As equações diferenciais parciais inversas permitem que os cientistas comecem com dados observados e trabalhem para trás para descobrir as forças ocultas que impulsionam essas observações. Shenoy afirma que, por anos, essas equações foram usadas para estudar a organização da cromatina, o estado dobrado do DNA dentro do núcleo das células vivas, embora a inferência dos processos epigenéticos que controlam a atividade genética sempre tenha sido um desafio.
Tradicionalmente, sistemas de inteligência artificial calculam essas derivadas usando diferenciação automática recursiva, mas essa abordagem enfrenta dificuldades com sistemas complexos e dados ruidosos. Os pesquisadores perceberam que precisavam de uma maneira de suavizar os dados antes de analisá-los, conforme detalha reportagem do Science Daily.
Inspirados pelo conceito de ‘mollifiers’ introduzido pelo matemático Kurt Otto Friedrichs nos anos 1940, os pesquisadores criaram uma camada de ‘mollifier’ dentro dos modelos de IA. Essa camada suaviza os dados de entrada antes de calcular as mudanças, evitando a instabilidade dos métodos tradicionais.
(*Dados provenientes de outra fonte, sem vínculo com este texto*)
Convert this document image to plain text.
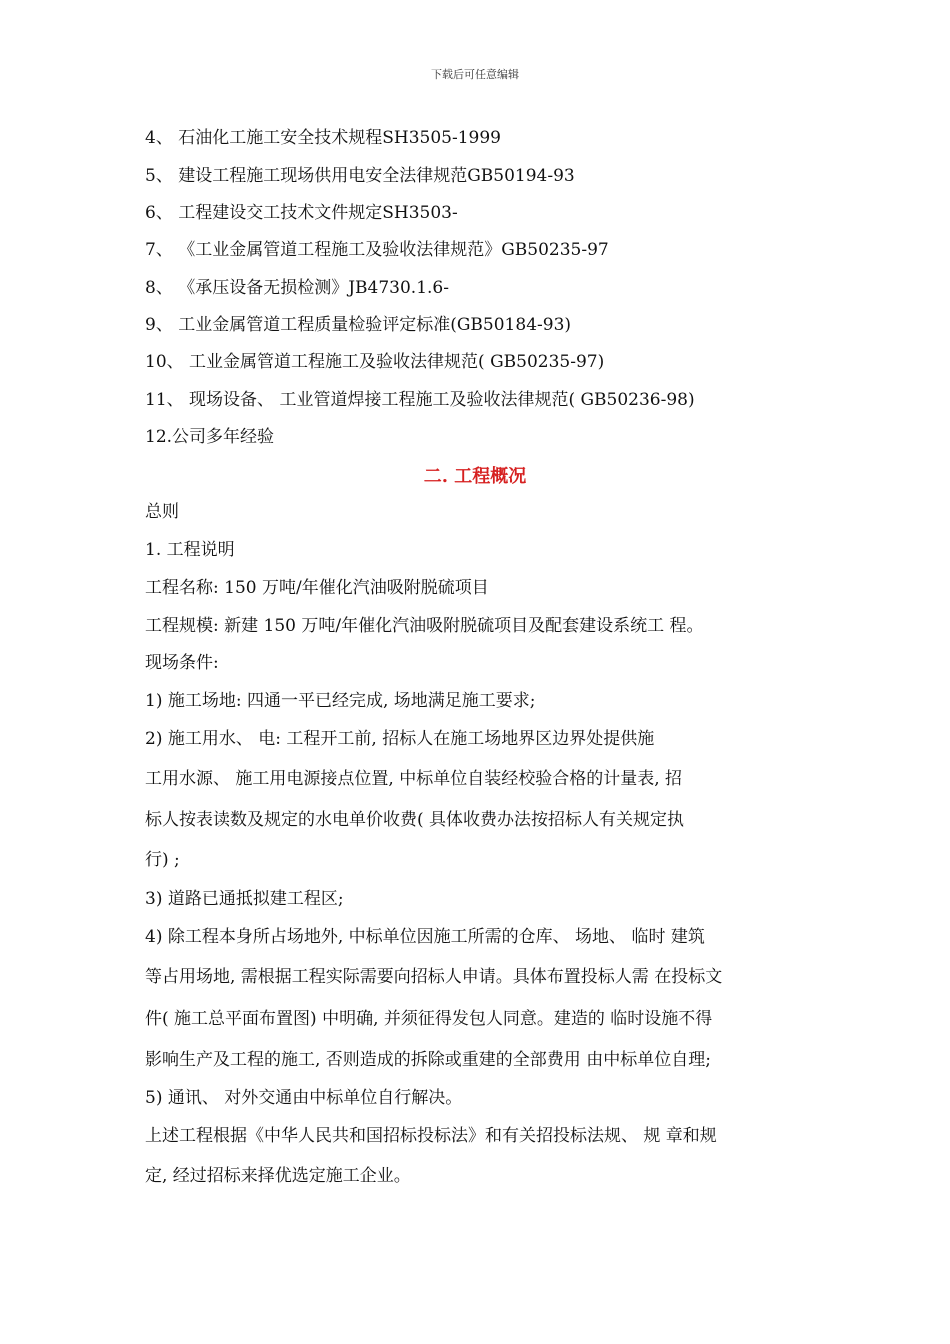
下载后可任意编辑
4、 石油化工施工安全技术规程SH3505-1999
5、 建设工程施工现场供用电安全法律规范GB50194-93
6、 工程建设交工技术文件规定SH3503-
7、 《工业金属管道工程施工及验收法律规范》GB50235-97
8、 《承压设备无损检测》JB4730.1.6-
9、 工业金属管道工程质量检验评定标准(GB50184-93)
10、 工业金属管道工程施工及验收法律规范( GB50235-97)
11、 现场设备、 工业管道焊接工程施工及验收法律规范( GB50236-98)
12.公司多年经验
二. 工程概况
总则
1. 工程说明
工程名称: 150 万吨/年催化汽油吸附脱硫项目
工程规模: 新建 150 万吨/年催化汽油吸附脱硫项目及配套建设系统工 程。
现场条件:
1) 施工场地: 四通一平已经完成, 场地满足施工要求;
2) 施工用水、 电: 工程开工前, 招标人在施工场地界区边界处提供施
工用水源、 施工用电源接点位置, 中标单位自装经校验合格的计量表, 招
标人按表读数及规定的水电单价收费( 具体收费办法按招标人有关规定执
行) ;
3) 道路已通抵拟建工程区;
4) 除工程本身所占场地外, 中标单位因施工所需的仓库、 场地、 临时 建筑
等占用场地, 需根据工程实际需要向招标人申请。具体布置投标人需 在投标文
件( 施工总平面布置图) 中明确, 并须征得发包人同意。建造的 临时设施不得
影响生产及工程的施工, 否则造成的拆除或重建的全部费用 由中标单位自理;
5) 通讯、 对外交通由中标单位自行解决。
上述工程根据《中华人民共和国招标投标法》和有关招投标法规、 规 章和规
定, 经过招标来择优选定施工企业。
O novo método reduziu o ruído e diminuiu significativamente o custo computacional necessário para resolver essas equações. A implementação de uma camada de ‘mollifier’ suavizou o sinal antes da medição, reduzindo tanto o ruído quanto o consumo de energia computacional.
Uma das aplicações mais promissoras dessa abordagem está na compreensão da cromatina, a estrutura complexa de DNA e proteínas dentro das células. Essas estruturas operam em uma escala extremamente pequena, mas desempenham um papel importante na determinação de quais genes são ativados ou desativados.
Se os cientistas puderem rastrear como essas taxas de reação evoluem durante o envelhecimento, câncer ou desenvolvimento, isso cria potencial para novas terapias. Alterar essas taxas pode redirecionar as células para estados desejados.
O uso de camadas de ‘mollifier’ pode se estender muito além da genética, fornecendo uma maneira mais estável e eficiente de descobrir parâmetros ocultos em uma variedade de sistemas científicos. Os pesquisadores veem isso como um passo em direção a um objetivo maior, que é transformar observações em compreensão mais profunda.
O estudo foi conduzido na Universidade da Pensilvânia e recebeu apoio de várias instituições, incluindo o Instituto Nacional do Câncer e a Fundação Nacional de Ciências dos EUA. A pesquisa abre caminho para que problemas inversos antes considerados intratáveis se tornem viáveis com o uso refinado da inteligência artificial.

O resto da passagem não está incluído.